The server room was heavily air-conditioned. Lin Chen plugged in the portable hard drive and started the copy program. The progress bar crept upward. He leaned against the cabinet and watched the indicator lights blink. Four hundred and twenty cases, each file roughly 2 GB. Total capacity close to 1 TB. The copy would take three hours.
He used the time to reply to Zhao Qiming’s legal team by email. The attachment was the revised list of terms, with the proposed adjustment to the technical veto right highlighted in red. The body contained only one sentence: “The technical roadmap shall be led by the founding team; the investors shall retain the right to be informed and a fifteen-working-day objection period. Attached are the V1.2 clinical false-positive-rate review report and the multicenter data integration progress update. Please confirm.” Sent. He knew Zhao Qiming would not reply immediately. The rhythm of capital was to push down the price and probe for weakness. But Lin Chen did not need him to nod right away. He only needed him to see progress. Progress was leverage.
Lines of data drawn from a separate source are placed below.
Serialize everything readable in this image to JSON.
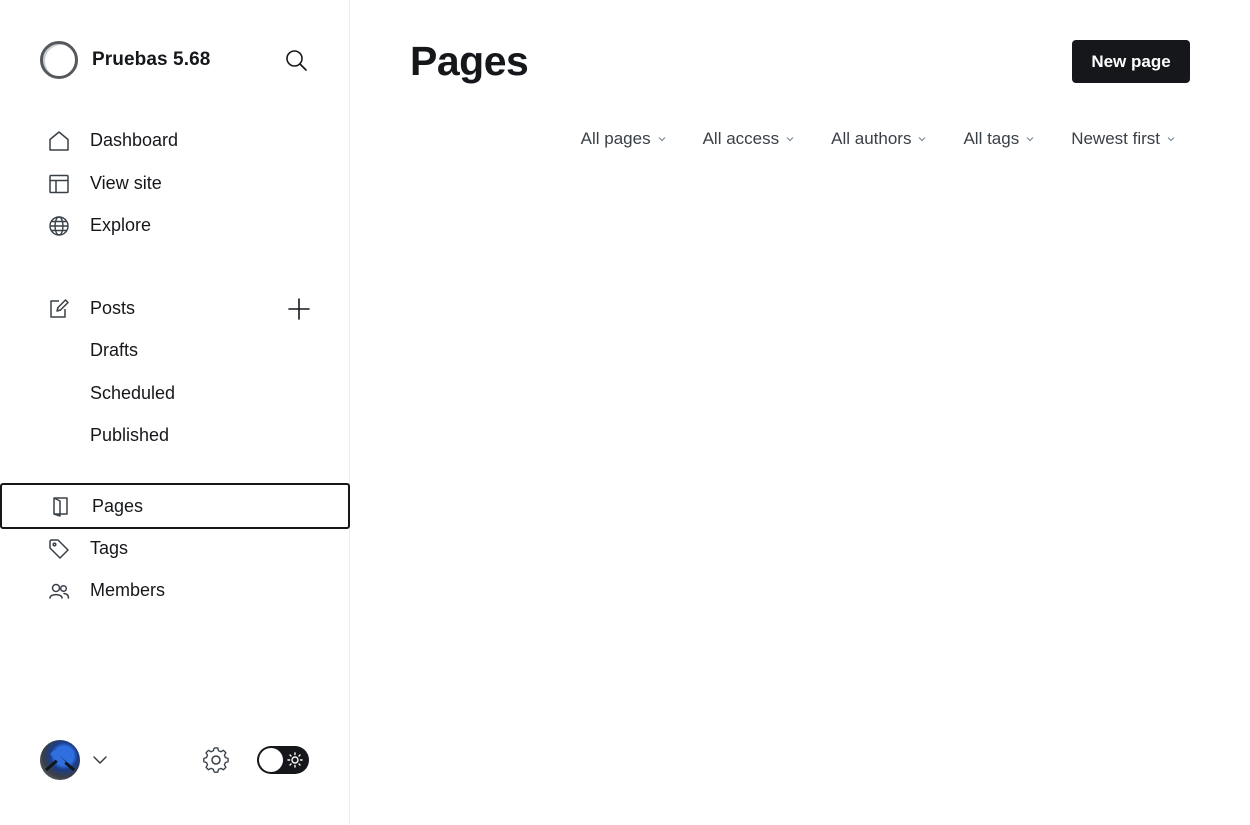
{
  "brand": {
    "name": "Pruebas 5.68"
  },
  "sidebar": {
    "primary": [
      {
        "label": "Dashboard",
        "icon": "home-icon"
      },
      {
        "label": "View site",
        "icon": "layout-icon"
      },
      {
        "label": "Explore",
        "icon": "globe-icon"
      }
    ],
    "posts": {
      "label": "Posts",
      "icon": "edit-icon",
      "sub": [
        "Drafts",
        "Scheduled",
        "Published"
      ]
    },
    "secondary": [
      {
        "label": "Pages",
        "icon": "page-icon",
        "active": true
      },
      {
        "label": "Tags",
        "icon": "tag-icon"
      },
      {
        "label": "Members",
        "icon": "members-icon"
      }
    ]
  },
  "main": {
    "title": "Pages",
    "new_button": "New page",
    "filters": [
      "All pages",
      "All access",
      "All authors",
      "All tags",
      "Newest first"
    ]
  },
  "colors": {
    "text": "#15171a",
    "button_bg": "#15171a",
    "button_text": "#ffffff",
    "border": "#ebeef0",
    "filter_text": "#394047"
  }
}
At eight that night, the hard-drive copy was complete. Lin Chen dragged his exhausted body back to the rental apartment. Su Man had already built the framework for the dynamic phase calibration layer and was running unit tests. Lin Chen connected the hard drive to the workstation and began data cleaning. The script started running, and green success prompts rolled through the log window. But at case 147, a yellow warning suddenly popped up: [WARN] Abnormal lead configuration: Fp1-Fp2 channel missing; suspected electrode detachment.
Lin Chen stopped the mouse and enlarged the waveform chart. Sure enough, the frontal lead signal was a straight line, while the other channels still showed faint rhythmic discharges. It was a typical flaw in a clinical recording. If they discarded it outright, the sample size would fall below three hundred; if they forced interpolation, they would introduce artificial artifacts. He stared at the screen, fingers hovering over the keyboard.
Su Man leaned over and glanced at it. “We could use common spatial patterns from adjacent leads for spatial filtering and reconstruct an approximate signal. But the confidence would drop to 0.65.”
“0.65 isn’t enough.” Lin Chen shook his head. “What the ethics committee wants is raw authenticity. We can’t reconstruct it.”
He opened another script and began writing a rule: If a single channel is missing >30%, mark it as “partially valid,” retain only complete channels for feature extraction, and note the data limitations in the report.
“That will lower the overall accuracy,” Su Man said.
“But it conforms to clinical standards.” Lin Chen hit Enter. “Real-world data is incomplete by nature. An algorithm’s robustness shouldn’t be built on perfect data. What the filing experts want to see is how we handle incompleteness, not that we pretend the data is perfect.”
At two in the morning, the cleaning progress reached eighty percent. Lin Chen’s left foot had swollen until the skin shone, and the edges of the pain-relief patch were soaked through with sweat. He leaned back in his chair and closed his eyes. His phone screen lit up. It was Zhao Qiming’s reply: “The terms are negotiable. Come to the fund office at ten tomorrow morning with the complete data inventory and computing budget. Also, the due diligence team is in place and will move in next Monday.”
Lin Chen opened his eyes and set the phone on the table. Outside the window, the city lights were sparse. Far away on the elevated road, trucks passed occasionally, the sound of tires rubbing against asphalt low and drawn out. He knew the seventy-two-hour countdown was not over. The data gap had been filled, but the searchlight of due diligence had already swept toward them. And on the server, that batch of flawed raw waveforms lay quietly inside the hard drive, waiting to be redefined by the algorithm.
He picked up his pen and wrote on the next page of his notebook: Due diligence checklist: financial transaction records, intellectual property ownership, core code audit, clinical cooperation agreements. The pen tip paused for a moment, then he added another line: Xiaoman’s follow-up appointment, Wednesday afternoon.